Artistic Director and CEO of Dance Umbrella, Freddie Opoku-Addaie said: ‘London’s audiences are in for a vibe like no other with Via Katlehong, back at Dance Umbrella for their Sadler’s Wells debut and the UK premiere of Via Injabulo. Last seen in DU’s Out of the System in 2018 when I was Guest Programmer, the company made a mark with its compositional curiosity and routes of Pantsula, a unique South African phenomenon. This double bill by Amala Dianor and Marco da Silva Ferreira (two of the most exciting dance makers in global contemporary movement) etches a wider contemporary sensibility that will put a spring in our step as we leave Sadler’s Well Theatre.’
Via Katlehong was formed in 1992 as a community troupe, composed of youths from the township of Katlehong in the notorious East Rand war zone of the 1980s South African uprising. During Apartheid, many of the country’s black population were relocated to urban townships where unemployment and illegal activity became a catalyst for a new culture: Pantsula. Via Katlehong have reinvented the art form by combining it with tap and Gumboot. Their community dance school and 18 professional dancers are led by Steven Faleni and Buru Mohlabane. Their awards include FNB Vita Dance, Dance Umbrella awards, Gauteng Dance Showcase, KTV Most Brilliant Achievement and Gauteng MEC Development Award.
Marco Da Silva Ferreira is a choreographer whose work revolves around dance in urban contexts. His unique abstract expressionism and self-biographical style has earned him recognition in the international dance community. HU(R)MANO, premiered in 2013 and performed at various international festivals, was highlighted by Aerowaves Priority Companies in 2015. His latest work, Bisonte, premiered in 2019 at the Teatro Municipal do Porto and has been performed in Lisbon, Brussels, and Montemor-o-novo. Marco was an associated artist at the Teatro Municipal do Porto in 2018/19 and is currently an associated artist at the Centre chorégraphique National de Caen in Normandie.

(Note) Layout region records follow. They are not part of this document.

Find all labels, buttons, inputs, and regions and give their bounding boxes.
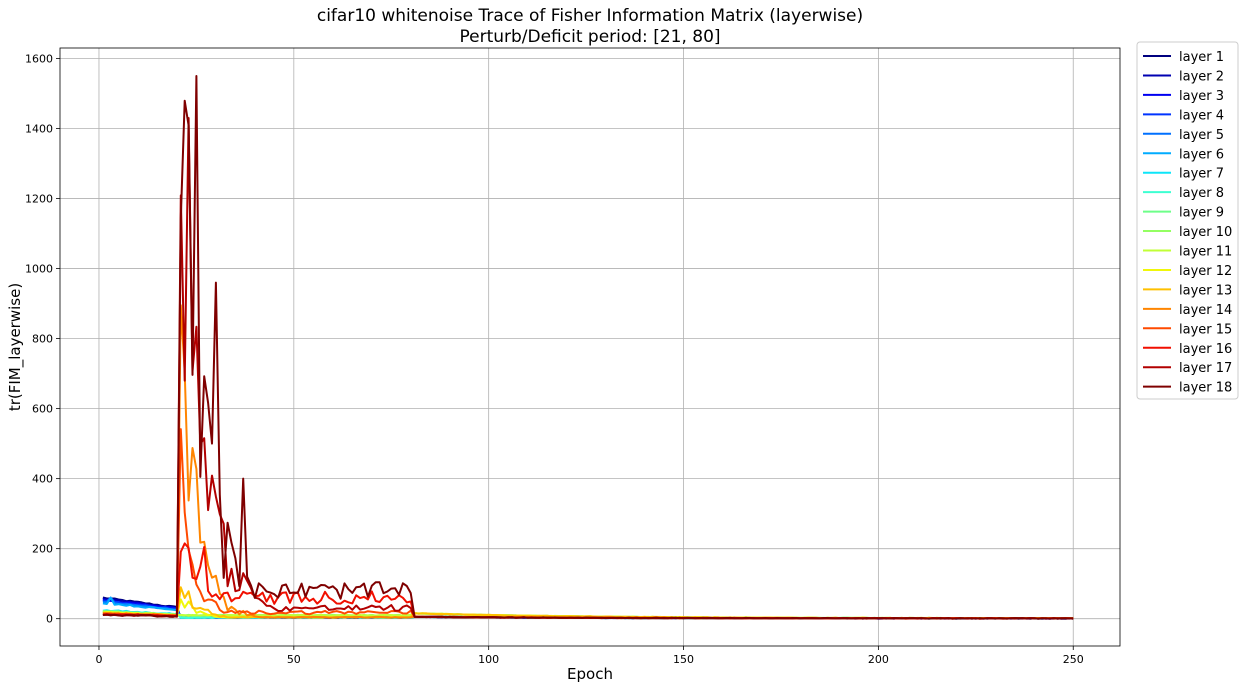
- legend-label: layer 17: [1179, 361, 1232, 376]
- y-axis-label: tr(FIM_layerwise): [6, 283, 25, 411]
- y-tick-label: 600: [32, 403, 53, 416]
- y-tick-label: 1600: [25, 53, 53, 66]
- grid-lines: [60, 48, 1120, 646]
- legend-label: layer 11: [1179, 245, 1232, 260]
- legend-label: layer 8: [1179, 186, 1224, 201]
- x-tick-label: 150: [673, 653, 694, 666]
- y-tick-label: 1400: [25, 123, 53, 136]
- series-line-15: [102, 428, 1074, 620]
- legend-label: layer 1: [1179, 50, 1224, 65]
- axis-ticks: 0 50 100 150 200 250 0 200 400 600 800 1000 1200 1400…: [25, 53, 1084, 666]
- series-line-14: [102, 304, 1074, 620]
- legend-label: layer 2: [1179, 69, 1224, 84]
- series-line-18: [102, 75, 1074, 620]
- series-line-13: [102, 586, 1074, 620]
- series-line-17: [102, 117, 1074, 620]
- x-tick-label: 0: [95, 653, 102, 666]
- legend-label: layer 7: [1179, 167, 1224, 182]
- legend-label: layer 13: [1179, 283, 1232, 298]
- y-tick-label: 0: [46, 613, 53, 626]
- x-tick-label: 100: [478, 653, 499, 666]
- legend-label: layer 6: [1179, 147, 1224, 162]
- x-axis-label: Epoch: [567, 665, 613, 683]
- chart-title: cifar10 whitenoise Trace of Fisher Infor…: [317, 6, 863, 26]
- legend-label: layer 12: [1179, 264, 1232, 279]
- y-tick-label: 400: [32, 473, 53, 486]
- legend: layer 1 layer 2 layer 3 layer 4 layer 5 layer…: [1136, 41, 1239, 400]
- x-tick-label: 200: [868, 653, 889, 666]
- legend-label: layer 18: [1179, 381, 1232, 396]
- legend-label: layer 9: [1179, 206, 1224, 221]
- x-tick-label: 250: [1063, 653, 1084, 666]
- legend-label: layer 5: [1179, 128, 1224, 143]
- legend-label: layer 10: [1179, 225, 1232, 240]
- plot-frame: [59, 47, 1121, 647]
- x-tick-label: 50: [287, 653, 301, 666]
- y-tick-label: 800: [32, 333, 53, 346]
- legend-label: layer 3: [1179, 89, 1224, 104]
- y-tick-label: 1200: [25, 193, 53, 206]
- y-tick-label: 200: [32, 543, 53, 556]
- legend-label: layer 14: [1179, 303, 1232, 318]
- series-lines: [102, 75, 1074, 620]
- legend-label: layer 15: [1179, 322, 1232, 337]
- legend-label: layer 16: [1179, 342, 1232, 357]
- chart-subtitle: Perturb/Deficit period: [21, 80]: [459, 27, 720, 47]
- y-tick-label: 1000: [25, 263, 53, 276]
- legend-label: layer 4: [1179, 108, 1224, 123]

Renowned hip hop dancer and choreographer, Amala Dianor, continues to push boundaries with his distinctive dance style and poetic approach to ‘otherness’. After a decade of performing with renowned choreographers in various dance forms, Dianor founded his own company in 2012. He collaborates with electro-soul composer Awir Léon and other choreographers, composers, writers and visual artists. Dianor is a Big Pulse Dance Artist whose latest works include a nine-dancer piece called The Falling Stardust, and two short pieces, Point Zéro and Wo-Man. He also created CinéDanse with visual artist Grégoire Korganow, which was selected for the Villa Albertine dance film catalogue in the USA.